Golden Gate Park in San Francisco is massive. A quick visit soon turns into a long visit as you follow a new pathway and get distracted by the rollerbladers and borders in the skate park, or the pretty rows of neat flower beds. There’s also the magical Japanese Tea Garden to discover, as well as the California Academy of Sciences, and de Young Museum. And that’s not even including everything in the park. It spans an impressive 1,037 acres and attracts over 13 million visitors every year, so it really is a big chunk a’ greenery.
Just like most people think it’s a short drive along the east coast of Australia, Golden Gate Park is deceivingly long. Allow at least half a day to see a schmidgen of what it has to offer.
Japanese Tea Garden
So many people love this part of the park. It’s tranquil and calming, but quite small considering the modest fee to enter. Narrow, winding paths curve past manicured shrubs and sweep underneath tall pagodas that are painted in deep shades of ruby red.
Fish follow you as you tip toe across the stepping stones and dance with excitement as you stop to pause and admire the reflection.
The most unusual sight is the arched bridge near the exit. It’s a tiny, steep wooden bridge that almost mimics a dainty Japanese lady doing yoga or tai chi.
Conservatory of Flowers
This part of the park is more traditional. An impressive conservatory is the star of the show. It’s the oldest building in the park and is considered a treasured landmark. It’s home to over 1,000 species of plants, including a famous collection of orchids, a 100-year-old plant and lots more. Even if you don’t step inside, the building is pretty enough on its own.
Near this building you’ll find lots of open space. Grab a seat on one of the benches and watch the world go by. It’s a great spot for people watching, particularly as San Fran is full of so many characters.
De Young Museum
If you’re not into cool art and spacious, quirky exhibitions and installations, head straight up to Young’s Hammon Tower Observatory (accessed via De Young Museum). From here you’ll see views of the park and get a different perspective of the area. If you are into museums, you’ll love wandering the multiple floors and rooms, checking out collections from all over the world and throughout the ages.

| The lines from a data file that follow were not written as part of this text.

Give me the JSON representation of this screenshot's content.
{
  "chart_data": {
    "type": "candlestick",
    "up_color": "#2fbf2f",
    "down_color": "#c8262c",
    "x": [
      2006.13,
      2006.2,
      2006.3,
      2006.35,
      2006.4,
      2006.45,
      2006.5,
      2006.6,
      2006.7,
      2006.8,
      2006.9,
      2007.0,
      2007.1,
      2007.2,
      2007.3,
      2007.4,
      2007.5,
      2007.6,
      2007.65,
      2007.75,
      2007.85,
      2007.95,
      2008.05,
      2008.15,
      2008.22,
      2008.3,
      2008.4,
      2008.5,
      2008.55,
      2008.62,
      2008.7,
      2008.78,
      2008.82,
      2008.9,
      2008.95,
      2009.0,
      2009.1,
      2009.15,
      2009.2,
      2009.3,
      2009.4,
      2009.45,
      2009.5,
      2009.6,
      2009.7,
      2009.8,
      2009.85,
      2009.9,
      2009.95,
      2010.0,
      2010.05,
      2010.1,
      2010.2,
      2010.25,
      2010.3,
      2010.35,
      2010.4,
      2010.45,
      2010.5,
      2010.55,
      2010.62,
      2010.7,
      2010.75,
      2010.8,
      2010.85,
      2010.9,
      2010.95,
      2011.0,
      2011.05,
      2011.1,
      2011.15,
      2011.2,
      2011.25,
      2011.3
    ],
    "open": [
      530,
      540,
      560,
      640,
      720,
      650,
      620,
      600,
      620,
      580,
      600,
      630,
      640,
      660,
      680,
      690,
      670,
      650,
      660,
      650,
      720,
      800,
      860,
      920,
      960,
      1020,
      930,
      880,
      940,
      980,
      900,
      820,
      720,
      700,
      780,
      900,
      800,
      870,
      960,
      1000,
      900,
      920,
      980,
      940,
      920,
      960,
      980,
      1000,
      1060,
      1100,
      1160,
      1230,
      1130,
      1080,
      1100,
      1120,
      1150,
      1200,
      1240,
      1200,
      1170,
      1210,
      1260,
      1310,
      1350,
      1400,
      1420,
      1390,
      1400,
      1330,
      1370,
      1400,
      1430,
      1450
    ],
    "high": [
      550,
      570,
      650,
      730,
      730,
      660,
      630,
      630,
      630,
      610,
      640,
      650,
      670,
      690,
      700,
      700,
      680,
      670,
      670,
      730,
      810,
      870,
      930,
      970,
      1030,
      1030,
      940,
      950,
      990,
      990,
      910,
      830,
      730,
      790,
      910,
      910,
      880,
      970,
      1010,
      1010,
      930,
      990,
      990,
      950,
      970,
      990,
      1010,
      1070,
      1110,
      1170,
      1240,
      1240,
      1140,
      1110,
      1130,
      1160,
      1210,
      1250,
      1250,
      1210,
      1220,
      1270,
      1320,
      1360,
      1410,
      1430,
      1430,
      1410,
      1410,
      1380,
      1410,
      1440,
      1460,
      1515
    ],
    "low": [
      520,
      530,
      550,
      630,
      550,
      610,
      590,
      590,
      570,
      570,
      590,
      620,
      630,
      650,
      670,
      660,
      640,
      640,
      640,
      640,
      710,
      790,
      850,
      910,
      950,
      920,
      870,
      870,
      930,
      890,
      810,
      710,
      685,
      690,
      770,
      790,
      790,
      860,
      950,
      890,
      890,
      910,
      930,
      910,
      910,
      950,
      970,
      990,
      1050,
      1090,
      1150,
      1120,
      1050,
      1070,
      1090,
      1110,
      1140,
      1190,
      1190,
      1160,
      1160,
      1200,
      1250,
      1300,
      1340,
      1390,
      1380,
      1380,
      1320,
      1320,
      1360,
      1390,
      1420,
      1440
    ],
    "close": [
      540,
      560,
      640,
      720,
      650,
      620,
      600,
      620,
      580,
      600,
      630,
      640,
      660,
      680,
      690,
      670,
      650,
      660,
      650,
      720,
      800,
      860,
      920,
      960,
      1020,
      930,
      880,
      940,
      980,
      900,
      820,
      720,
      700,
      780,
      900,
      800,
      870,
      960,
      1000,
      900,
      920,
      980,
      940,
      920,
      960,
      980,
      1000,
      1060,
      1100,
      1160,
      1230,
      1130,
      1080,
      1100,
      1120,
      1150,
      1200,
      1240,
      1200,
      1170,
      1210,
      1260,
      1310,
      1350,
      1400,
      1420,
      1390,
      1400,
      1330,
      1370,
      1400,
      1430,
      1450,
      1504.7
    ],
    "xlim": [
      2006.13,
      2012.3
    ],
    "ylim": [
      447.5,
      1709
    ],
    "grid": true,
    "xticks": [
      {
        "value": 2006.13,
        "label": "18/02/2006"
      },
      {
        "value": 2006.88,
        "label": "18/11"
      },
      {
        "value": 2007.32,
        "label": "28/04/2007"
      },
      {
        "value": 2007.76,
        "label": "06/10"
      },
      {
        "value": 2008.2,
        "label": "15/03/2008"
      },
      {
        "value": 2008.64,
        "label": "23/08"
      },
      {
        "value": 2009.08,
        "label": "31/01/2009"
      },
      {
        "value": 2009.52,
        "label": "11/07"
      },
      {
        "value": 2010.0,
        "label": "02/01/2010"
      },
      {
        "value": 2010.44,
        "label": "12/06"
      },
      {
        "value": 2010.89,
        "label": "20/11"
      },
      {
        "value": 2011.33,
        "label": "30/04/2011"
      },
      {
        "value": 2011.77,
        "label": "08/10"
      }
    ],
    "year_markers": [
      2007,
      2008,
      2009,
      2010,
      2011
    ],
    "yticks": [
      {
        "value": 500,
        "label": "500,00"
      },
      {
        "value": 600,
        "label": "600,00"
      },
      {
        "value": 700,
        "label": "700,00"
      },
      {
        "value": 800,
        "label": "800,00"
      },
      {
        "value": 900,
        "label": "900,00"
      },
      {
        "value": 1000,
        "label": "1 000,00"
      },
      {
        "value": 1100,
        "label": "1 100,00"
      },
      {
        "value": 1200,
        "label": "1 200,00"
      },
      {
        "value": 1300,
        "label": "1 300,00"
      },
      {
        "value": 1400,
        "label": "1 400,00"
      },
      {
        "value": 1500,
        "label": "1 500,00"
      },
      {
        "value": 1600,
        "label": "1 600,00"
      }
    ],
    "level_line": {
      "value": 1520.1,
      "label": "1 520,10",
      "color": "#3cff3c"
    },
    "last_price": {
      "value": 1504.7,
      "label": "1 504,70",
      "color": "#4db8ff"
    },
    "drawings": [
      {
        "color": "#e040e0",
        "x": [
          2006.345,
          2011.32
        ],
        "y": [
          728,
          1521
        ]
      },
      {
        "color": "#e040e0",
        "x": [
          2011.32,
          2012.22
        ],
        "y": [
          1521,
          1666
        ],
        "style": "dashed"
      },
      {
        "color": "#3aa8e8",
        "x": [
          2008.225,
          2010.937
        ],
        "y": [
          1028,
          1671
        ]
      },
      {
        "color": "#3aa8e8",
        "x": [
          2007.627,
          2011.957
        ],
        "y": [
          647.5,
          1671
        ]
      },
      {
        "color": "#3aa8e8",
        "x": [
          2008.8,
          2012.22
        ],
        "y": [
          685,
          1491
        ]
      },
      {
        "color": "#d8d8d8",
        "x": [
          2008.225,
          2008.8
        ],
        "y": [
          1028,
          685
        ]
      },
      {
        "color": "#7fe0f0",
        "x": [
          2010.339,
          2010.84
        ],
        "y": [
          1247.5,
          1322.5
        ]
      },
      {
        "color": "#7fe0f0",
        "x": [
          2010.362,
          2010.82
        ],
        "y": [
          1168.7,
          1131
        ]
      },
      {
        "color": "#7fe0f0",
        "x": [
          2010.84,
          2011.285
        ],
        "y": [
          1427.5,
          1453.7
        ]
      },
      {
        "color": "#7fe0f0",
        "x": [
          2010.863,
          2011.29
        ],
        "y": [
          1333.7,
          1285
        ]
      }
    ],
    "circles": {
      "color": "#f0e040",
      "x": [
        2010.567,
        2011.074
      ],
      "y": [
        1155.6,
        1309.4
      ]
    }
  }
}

California Academy of Sciences
Opposite de Young Museum, you’ll find the California Academy of Sciences. It’s home to a four-story Rainforests of the World dome, an aquarium, the world’s largest all-digital planetarium and more. It’s huge and exciting for both big un’s and little un’s. You’ll need to pay to get in unless you have a cityPASS.
There’s so much more to see and do in Golden Gate Park than just these few things. Whether you walk, cycle with Blazing Saddles, segway, skate or hitch a lift on the local bus, explore the park and see it for yourself.